Novo Regime para o Crédito Consignado Promete Reduzir Abusos nas Taxas de Juros
O crédito consignado, uma modalidade de empréstimo amplamente utilizada por trabalhadores, ganhou novas regras que visam proteger os consumidores de abusos nas taxas e encargos aplicados. O Ministério do Trabalho e Emprego (MTE) anunciou recentemente uma resolução que estabelece diretrizes para a regulamentação do crédito consignado, já em vigor.
A principal inovação trazida por essa normativa é a criação de um limite indireto para o Custo Efetivo Total (CET) do empréstimo, que inclui tanto os juros quanto outras taxas. A nova regulamentação determina que o CET não pode exceder em mais de um ponto percentual a taxa de juros mensal contratada. Por exemplo, se o empréstimo tiver uma taxa de juros de 1,5% ao mês, o custo total máximo permitido será de 2,5% ao mês. Essa mudança traz maior clareza e controle sobre o que as instituições financeiras podem cobrar, criando um ambiente mais seguro para os trabalhadores que dependem desse tipo de crédito.
Diferente do crédito consignado gerido pelo Instituto Nacional do Seguro Social (INSS), que já possui um limite de juros, as novas diretrizes estabelecidas pelo MTE foram uma resposta aos apelos dos bancos que se opunham a restrições mais rigorosas. A medida não apenas ressalta um monitoramento ativo das taxas de juros, mas também visa eliminar práticas consideradas abusivas, como a inclusão de tarifas ocultas que elevam o custo final do empréstimo.
Com a nova norma, os bancos poderão cobrar apenas quatro tipos de encargos: juros remuneratórios, multa e juros por atraso, tributos obrigatórios e seguro prestamista, desde que este último seja autorizado pelo consumidor.
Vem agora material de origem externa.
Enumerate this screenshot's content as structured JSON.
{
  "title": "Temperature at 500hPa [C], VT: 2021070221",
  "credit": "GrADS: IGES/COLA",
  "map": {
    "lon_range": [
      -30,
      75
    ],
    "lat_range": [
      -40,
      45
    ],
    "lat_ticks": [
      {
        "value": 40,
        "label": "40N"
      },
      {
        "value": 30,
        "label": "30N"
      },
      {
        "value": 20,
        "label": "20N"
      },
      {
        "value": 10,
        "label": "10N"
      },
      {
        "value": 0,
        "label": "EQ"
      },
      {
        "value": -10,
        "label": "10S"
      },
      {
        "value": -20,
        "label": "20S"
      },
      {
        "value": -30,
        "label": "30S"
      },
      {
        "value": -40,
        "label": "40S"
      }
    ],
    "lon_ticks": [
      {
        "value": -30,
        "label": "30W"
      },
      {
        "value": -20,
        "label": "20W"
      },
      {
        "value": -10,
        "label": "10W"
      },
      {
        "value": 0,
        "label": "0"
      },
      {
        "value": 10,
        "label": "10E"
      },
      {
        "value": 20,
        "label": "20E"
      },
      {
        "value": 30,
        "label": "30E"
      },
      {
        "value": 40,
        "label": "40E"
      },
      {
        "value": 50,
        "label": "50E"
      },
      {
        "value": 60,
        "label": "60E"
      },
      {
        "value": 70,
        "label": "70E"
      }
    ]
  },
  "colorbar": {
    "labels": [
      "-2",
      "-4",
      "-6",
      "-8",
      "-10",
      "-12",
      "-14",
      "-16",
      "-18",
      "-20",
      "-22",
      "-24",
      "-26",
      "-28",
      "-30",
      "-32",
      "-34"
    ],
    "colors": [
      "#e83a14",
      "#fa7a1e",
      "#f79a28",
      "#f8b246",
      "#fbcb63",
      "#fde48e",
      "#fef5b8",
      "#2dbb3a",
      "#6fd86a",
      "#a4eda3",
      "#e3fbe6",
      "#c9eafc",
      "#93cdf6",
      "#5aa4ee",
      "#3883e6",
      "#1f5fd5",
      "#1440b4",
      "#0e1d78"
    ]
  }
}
Taxas como a de abertura de crédito ou de cadastro são agora consideradas irregulares, o que busca aumentar a transparência nas operações.
Essa regulamentação é especialmente relevante no atual contexto de endividamento crescente das famílias brasileiras, que já têm quase 50% de sua renda comprometida com dívidas. Embora o crédito consignado tenha se mostrado uma alternativa viável para muitos, as taxas ainda apresentam variação significativa, com alguns contratos apresentando custos acima da média de mercado.
Os dados apontam uma média de 4,48% ao mês para o crédito consignado CLT, superior à taxa média de 3,66%. Essa discrepância destaca a necessidade de um acompanhamento rigoroso e contínuo, que será realizado pelo governo a cada três meses com base em informações coletadas pela Dataprev.
Diante desse cenário, é fundamental que os trabalhadores avaliem com cautela as ofertas de crédito disponíveis e comparem as condições antes de tomar decisões. A nova regulamentação busca, em última instância, garantir que as condições de crédito sejam mais justas e transparentes, assegurando que os consumidores saibam exatamente o que estão contratando.